Nach der als "Wet foot, dry foot" bekannt gewordenen Politik durften Bootsflüchtlinge, die trockenen Fußes US-Territorium betreten, dort Asyl beantragen. Wurden die ohne Papiere einreisenden Migranten hingegen auf dem Wasser aufgegriffen, schicken die US-Behörden sie nach Kuba zurück.

Kuba US Präsident Barack Obama Baseball Match (picture-alliance/dpa/M. Reynolds)

Obama neben Kubas Staatschef Raul Castro im März 2016 bei einem Baseballspiel in Havanna

Kuba akzeptiere, seine von den USA ausgewiesenen Bürger sowie abgewiesene Bootsflüchtlinge wiederaufzunehmen, heißt es in einer gemeinsamen Erklärung beider Staaten. Die Einigung garantiere eine geordnete und sichere Migration, betonte die sozialistische Regierung laut einem Bericht der Parteizeitung "Granma". Jahrzehntelang hatte die Regierung in Havanna aus dem Jahr 1995 die sogenannte "Wet foot, dry foot"-Regelung kritisiert: Sie fördere Gewalt und Menschenhandel. Ihr Ende war nicht angekündigt worden, um keine Flüchtlingswelle auszulösen.

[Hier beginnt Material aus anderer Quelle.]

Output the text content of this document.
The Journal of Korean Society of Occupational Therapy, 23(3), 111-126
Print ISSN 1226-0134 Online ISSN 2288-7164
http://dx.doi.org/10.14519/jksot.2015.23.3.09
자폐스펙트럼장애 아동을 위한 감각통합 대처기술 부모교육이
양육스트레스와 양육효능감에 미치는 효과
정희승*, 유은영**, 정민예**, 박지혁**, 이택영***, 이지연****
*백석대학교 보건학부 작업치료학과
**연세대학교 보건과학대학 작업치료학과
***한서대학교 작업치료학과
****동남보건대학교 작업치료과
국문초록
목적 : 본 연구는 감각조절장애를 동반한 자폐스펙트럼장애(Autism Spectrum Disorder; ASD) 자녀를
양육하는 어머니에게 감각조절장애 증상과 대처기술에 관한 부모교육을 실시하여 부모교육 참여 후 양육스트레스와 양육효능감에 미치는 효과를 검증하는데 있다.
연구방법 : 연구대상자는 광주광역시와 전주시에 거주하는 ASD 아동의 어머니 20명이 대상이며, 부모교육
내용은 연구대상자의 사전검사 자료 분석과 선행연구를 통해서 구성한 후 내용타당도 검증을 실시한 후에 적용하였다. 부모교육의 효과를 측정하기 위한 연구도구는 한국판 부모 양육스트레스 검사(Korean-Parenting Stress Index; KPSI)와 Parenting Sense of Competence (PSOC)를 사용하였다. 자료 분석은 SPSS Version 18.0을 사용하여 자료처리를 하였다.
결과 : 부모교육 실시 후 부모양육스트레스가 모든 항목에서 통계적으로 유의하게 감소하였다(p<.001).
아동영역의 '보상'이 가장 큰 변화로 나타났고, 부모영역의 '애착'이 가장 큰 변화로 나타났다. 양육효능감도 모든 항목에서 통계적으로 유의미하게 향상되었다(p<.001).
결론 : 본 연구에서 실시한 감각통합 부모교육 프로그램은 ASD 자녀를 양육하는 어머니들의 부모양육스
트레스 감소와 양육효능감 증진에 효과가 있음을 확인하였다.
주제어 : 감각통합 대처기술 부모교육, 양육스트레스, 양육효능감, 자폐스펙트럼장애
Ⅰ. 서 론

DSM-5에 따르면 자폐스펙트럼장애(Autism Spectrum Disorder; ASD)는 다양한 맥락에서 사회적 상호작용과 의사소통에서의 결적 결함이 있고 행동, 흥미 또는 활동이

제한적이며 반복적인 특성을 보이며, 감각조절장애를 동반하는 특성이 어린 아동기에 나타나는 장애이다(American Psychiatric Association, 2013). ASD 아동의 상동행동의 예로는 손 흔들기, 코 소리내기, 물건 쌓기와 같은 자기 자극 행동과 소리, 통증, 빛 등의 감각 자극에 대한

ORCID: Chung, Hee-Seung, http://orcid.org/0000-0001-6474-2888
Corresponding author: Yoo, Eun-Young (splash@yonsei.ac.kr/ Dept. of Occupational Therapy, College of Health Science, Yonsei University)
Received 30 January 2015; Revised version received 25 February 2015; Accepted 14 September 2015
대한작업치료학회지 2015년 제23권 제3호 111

Zu Fuß über die Südwestgrenze

Befürworter der Abschaffung hatten unter anderem argumentiert, das Bleiberecht ermutige Menschen zu der gefährlichen Seeüberquerung. Andere sahen darin eine Ungleichbehandlung gegenüber Einwandern aus anderen Staaten. Der größte Teil der Einwanderer, die von der "Wet foot, dry foot"-Politik profitierten, kamen zuletzt zu Fuß über die Südwestgrenze. Insgesamt zogen 2015 etwa 63.000 Kubaner in die USA. 

Das US-Heimatschutzministerium beendete zudem ein Programm, das es kubanischen Medizinern gestattete, in die USA einzuwandern. Das Programm hatte die kubanische Regierung verärgert, weil es die Karibik-Insel ihrer Ärzte beraubte.

Die Neuregelungen sind Teil der 2014 unter Vermittlung der katholischen Kirche von Obama und Kubas Staatschef Raul Castro vereinbarten Normalisierung der Beziehungen zwischen den langjährigen Feinden. Das jüngste Migrations-Abkommen gilt als weiterer Schritt in der Normalisierung der Beziehungen zwischen den USA und Kuba. 2015 nahmen beide Staaten nach mehr als 50 Jahren erstmals wieder diplomatische Beziehungen auf. Der designierte US-Präsident Donald Trump könnte allerdings eine Kehrtwende einleiten. Er hatte die Wiederannäherungspolitik Obamas mehrfach kritisiert.